The Creator’s beautiful ideal is for every child to be conceived by two people, a mother and father, who are married to and love each other. In the mystery of male/female interaction, the child learns something about the image of God embodied in a father and the image of God embodied in a mother. The woman in the scenario described is setting out intentionally to bring a child into an un-ideal situation. And instead she needs to think about how it would feel to be that child.
If the woman desiring to be a mom proceeds regardless of this concern, she needs to know that the child also has a right to know who his or her parents are. Kids born to donor-insemination arrangements where the donor remains anonymous are now growing up and expressing their outrage. Many of them feel their parents considered only their own pain and not their children’s needs. So if this Christ-following woman feels she must proceed, she needs to choose a donor bank where the donor is identified. Her child needs to know her genetic heritage, and not just facts on paper. He or she will want to meet and interact with the sperm donor. And that is a healthy desire that should be met...which opens a big, huge, squirming can of worms.
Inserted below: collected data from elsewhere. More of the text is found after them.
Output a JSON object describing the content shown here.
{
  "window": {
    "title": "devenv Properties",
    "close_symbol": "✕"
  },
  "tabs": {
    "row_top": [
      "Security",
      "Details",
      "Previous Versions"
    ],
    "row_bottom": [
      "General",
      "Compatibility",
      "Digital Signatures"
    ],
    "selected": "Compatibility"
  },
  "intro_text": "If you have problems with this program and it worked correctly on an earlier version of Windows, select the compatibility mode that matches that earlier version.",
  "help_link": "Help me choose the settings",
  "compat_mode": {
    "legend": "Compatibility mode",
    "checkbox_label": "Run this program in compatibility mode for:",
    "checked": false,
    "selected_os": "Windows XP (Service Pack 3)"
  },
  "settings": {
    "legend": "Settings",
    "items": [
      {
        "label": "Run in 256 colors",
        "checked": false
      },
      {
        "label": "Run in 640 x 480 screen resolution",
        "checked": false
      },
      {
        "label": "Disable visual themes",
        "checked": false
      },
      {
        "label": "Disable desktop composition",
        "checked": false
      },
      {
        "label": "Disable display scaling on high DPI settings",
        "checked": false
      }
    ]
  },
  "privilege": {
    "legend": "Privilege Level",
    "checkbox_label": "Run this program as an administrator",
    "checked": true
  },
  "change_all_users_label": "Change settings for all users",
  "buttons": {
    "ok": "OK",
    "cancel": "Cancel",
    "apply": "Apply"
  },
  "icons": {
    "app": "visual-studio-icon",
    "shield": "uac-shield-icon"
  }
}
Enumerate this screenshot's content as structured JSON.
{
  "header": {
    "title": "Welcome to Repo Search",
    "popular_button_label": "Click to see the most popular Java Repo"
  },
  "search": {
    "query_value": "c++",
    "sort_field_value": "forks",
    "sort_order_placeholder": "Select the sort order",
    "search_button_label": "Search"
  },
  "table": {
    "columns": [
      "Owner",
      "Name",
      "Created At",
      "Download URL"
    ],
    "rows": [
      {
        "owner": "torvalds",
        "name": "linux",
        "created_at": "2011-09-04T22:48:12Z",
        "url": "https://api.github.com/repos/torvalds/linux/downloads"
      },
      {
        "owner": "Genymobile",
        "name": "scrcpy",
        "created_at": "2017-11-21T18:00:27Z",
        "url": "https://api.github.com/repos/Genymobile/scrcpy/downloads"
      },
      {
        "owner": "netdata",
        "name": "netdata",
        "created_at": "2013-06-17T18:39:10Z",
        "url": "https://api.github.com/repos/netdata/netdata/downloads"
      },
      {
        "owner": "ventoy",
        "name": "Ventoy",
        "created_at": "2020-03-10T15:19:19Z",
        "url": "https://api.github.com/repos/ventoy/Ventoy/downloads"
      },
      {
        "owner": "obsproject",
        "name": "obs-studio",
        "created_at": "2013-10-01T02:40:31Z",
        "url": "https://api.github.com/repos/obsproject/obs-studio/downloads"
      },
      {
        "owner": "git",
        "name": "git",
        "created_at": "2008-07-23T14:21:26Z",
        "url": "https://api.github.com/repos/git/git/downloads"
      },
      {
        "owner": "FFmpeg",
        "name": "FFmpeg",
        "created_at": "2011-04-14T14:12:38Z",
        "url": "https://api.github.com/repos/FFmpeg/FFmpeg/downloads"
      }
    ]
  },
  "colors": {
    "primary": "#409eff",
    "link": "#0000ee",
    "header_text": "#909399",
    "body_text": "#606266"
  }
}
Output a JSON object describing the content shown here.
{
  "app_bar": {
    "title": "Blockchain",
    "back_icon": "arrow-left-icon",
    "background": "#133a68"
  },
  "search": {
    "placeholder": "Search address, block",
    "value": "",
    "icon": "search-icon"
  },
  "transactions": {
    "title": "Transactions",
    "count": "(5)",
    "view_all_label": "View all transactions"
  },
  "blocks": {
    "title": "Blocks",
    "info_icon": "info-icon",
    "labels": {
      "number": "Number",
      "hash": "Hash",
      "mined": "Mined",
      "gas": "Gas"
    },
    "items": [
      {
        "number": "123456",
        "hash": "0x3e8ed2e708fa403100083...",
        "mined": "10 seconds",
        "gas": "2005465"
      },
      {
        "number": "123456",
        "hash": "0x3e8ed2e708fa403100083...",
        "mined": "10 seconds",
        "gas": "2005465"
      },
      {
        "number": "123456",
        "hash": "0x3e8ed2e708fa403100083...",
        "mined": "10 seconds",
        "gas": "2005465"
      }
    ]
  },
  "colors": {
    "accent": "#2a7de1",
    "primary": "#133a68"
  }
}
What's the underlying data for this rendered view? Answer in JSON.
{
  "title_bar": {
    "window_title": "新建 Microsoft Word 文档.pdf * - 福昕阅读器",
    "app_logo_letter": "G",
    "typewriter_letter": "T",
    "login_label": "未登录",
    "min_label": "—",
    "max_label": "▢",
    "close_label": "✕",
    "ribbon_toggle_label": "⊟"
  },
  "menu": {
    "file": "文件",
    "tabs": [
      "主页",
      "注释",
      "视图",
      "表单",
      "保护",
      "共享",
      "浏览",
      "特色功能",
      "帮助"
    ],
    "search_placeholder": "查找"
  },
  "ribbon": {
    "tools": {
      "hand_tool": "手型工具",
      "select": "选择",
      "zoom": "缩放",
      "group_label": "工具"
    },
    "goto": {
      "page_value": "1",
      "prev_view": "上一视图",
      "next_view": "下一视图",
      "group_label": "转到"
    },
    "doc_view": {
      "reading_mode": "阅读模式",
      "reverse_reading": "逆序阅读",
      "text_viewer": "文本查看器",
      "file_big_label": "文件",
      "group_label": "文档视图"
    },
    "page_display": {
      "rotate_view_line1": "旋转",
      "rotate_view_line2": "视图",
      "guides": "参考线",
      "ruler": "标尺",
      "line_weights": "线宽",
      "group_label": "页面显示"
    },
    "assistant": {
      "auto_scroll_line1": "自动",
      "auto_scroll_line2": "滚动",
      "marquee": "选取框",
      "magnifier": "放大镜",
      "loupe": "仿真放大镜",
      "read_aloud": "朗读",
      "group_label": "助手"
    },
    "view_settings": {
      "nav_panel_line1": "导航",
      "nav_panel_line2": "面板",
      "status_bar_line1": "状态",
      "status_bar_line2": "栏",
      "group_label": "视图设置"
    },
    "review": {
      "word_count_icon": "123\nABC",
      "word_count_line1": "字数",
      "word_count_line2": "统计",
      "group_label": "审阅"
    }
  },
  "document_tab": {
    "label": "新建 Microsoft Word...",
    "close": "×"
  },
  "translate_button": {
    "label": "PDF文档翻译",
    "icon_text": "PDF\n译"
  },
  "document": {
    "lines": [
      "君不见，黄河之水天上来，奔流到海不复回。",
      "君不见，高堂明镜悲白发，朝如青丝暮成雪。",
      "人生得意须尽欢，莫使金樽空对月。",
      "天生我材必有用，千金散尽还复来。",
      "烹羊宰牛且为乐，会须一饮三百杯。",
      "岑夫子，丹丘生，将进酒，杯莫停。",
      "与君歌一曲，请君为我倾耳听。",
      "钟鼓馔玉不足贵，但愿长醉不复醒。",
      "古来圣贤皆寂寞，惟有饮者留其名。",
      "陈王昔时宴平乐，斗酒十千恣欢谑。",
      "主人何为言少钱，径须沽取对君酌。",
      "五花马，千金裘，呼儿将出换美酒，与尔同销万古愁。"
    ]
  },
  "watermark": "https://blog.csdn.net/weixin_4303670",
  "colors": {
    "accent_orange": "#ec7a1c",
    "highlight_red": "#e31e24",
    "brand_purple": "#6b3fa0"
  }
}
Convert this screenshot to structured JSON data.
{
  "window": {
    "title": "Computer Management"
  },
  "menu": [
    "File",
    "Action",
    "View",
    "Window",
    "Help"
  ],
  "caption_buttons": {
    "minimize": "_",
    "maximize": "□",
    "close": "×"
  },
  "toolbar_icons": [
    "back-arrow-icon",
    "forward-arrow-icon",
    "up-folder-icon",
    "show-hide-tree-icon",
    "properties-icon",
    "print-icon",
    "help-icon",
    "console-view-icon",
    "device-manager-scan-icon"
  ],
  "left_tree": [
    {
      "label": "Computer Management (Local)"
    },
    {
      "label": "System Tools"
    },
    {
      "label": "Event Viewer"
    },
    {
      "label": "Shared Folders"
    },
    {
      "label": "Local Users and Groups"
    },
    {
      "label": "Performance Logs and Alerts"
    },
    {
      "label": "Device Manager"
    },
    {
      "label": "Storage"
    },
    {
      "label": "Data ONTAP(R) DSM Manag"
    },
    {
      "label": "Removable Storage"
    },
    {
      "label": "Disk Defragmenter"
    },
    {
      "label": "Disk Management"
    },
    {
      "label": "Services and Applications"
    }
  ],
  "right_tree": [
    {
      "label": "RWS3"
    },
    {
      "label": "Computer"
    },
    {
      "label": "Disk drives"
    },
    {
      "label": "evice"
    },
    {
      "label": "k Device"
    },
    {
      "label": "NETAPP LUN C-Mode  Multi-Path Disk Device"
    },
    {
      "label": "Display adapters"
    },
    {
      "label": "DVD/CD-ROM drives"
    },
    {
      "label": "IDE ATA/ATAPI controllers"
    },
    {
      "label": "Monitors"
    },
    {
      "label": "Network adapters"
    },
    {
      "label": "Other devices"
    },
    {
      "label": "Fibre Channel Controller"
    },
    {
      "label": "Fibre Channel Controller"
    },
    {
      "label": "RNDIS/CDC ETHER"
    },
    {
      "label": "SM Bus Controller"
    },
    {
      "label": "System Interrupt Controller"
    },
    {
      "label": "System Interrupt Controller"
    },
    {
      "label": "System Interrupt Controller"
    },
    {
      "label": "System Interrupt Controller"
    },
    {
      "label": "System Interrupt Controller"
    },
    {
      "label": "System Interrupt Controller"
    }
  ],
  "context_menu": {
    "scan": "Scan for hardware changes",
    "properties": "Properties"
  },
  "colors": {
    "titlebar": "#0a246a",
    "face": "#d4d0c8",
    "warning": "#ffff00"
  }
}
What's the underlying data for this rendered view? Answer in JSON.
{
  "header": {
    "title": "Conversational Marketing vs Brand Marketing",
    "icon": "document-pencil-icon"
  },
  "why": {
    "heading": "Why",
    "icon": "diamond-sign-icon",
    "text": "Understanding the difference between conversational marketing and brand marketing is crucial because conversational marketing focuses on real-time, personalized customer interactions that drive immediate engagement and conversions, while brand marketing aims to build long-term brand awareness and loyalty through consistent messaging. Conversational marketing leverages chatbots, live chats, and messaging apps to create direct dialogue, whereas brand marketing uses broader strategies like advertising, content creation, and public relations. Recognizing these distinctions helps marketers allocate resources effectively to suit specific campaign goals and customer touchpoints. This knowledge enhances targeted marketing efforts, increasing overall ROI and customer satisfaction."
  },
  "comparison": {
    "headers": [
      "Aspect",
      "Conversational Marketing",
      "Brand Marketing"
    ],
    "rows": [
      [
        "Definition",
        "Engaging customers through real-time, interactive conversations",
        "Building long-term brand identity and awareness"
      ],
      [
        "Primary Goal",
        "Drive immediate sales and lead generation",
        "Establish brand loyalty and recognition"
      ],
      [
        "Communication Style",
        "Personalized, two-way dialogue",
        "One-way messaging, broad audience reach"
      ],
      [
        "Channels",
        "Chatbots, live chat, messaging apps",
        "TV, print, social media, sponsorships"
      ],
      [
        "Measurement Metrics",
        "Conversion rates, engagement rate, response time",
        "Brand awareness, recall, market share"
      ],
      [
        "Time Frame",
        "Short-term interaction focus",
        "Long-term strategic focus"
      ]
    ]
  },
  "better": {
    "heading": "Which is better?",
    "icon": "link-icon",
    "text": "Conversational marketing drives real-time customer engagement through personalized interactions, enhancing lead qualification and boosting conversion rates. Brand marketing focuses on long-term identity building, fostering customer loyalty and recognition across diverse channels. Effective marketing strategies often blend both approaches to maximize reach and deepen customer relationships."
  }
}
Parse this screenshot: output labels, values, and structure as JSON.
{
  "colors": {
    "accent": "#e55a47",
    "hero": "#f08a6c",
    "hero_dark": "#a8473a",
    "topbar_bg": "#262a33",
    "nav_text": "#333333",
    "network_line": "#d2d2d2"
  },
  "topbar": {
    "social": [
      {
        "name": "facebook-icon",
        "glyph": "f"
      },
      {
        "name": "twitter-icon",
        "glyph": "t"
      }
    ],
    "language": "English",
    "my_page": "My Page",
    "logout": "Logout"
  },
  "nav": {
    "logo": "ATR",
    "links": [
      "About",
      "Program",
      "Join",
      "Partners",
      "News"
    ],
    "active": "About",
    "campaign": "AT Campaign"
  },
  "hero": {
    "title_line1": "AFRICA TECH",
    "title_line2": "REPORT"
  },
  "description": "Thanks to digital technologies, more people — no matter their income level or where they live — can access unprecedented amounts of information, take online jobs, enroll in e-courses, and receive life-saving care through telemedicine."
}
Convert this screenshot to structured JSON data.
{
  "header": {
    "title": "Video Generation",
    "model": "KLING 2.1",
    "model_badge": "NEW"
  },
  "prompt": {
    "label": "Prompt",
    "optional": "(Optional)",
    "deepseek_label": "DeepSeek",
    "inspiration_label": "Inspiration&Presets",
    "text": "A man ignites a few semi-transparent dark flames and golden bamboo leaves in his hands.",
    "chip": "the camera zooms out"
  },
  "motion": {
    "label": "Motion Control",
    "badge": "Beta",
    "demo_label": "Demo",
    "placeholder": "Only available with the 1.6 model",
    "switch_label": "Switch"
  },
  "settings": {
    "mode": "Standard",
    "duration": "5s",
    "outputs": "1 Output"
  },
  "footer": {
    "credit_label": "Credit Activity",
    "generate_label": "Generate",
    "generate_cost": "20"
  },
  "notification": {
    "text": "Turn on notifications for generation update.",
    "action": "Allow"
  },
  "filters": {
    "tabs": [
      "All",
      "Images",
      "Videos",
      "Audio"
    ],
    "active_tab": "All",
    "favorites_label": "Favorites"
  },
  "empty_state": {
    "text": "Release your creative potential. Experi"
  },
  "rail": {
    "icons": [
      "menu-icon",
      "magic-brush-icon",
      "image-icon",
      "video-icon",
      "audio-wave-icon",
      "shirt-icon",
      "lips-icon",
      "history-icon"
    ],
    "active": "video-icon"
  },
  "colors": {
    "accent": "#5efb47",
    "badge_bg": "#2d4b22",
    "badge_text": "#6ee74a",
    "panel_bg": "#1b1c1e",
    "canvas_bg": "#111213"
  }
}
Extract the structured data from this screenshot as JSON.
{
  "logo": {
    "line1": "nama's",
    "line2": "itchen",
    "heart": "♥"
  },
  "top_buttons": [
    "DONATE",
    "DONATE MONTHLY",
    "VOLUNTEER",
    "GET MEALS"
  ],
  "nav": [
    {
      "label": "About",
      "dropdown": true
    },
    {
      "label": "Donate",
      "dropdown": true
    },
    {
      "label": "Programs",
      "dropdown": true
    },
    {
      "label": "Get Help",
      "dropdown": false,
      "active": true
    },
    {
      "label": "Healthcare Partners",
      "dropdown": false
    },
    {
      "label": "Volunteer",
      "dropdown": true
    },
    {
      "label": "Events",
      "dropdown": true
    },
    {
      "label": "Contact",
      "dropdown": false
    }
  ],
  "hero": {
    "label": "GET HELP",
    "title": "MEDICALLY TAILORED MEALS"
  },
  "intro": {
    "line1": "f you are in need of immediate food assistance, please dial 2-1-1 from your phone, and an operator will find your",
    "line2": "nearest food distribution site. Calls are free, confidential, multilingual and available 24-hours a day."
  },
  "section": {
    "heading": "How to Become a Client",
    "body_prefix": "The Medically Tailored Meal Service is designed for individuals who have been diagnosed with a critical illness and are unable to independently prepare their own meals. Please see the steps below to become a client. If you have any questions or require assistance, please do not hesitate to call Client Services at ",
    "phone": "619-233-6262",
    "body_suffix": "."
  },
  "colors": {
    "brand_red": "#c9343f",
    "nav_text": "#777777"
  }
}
As mentioned, I do not think a solution is for the church to hunt down a man. In 1 Corinthians 7 we read Paul’s epistle to church in a sex-crazed culture like our own, and in it he encourages his readers to consider staying single for sake of the Kingdom. The church in past ages has first overemphasized staying single and then swung the pendulum by overemphasizing married/family life. That’s where we are today. Instead, the church needs to help this woman find contentment in her broken-hearted state of singleness without children. (And not by offering trite sayings, platitudes, and just-trust-God criticism.) She will live with a holy longing all her life unless God brings her the right man.
Though she does not have a husband, the family of Christ is the ideal place for her to find that she does have fathers, mothers, brothers, sisters, and yes—children. And as a reminder, God is still in the miracle-working business. So her spiritual family should also offer their fervent prayers for and with her that sooner than later she will find a man with whom to share an enduring, God-honoring love.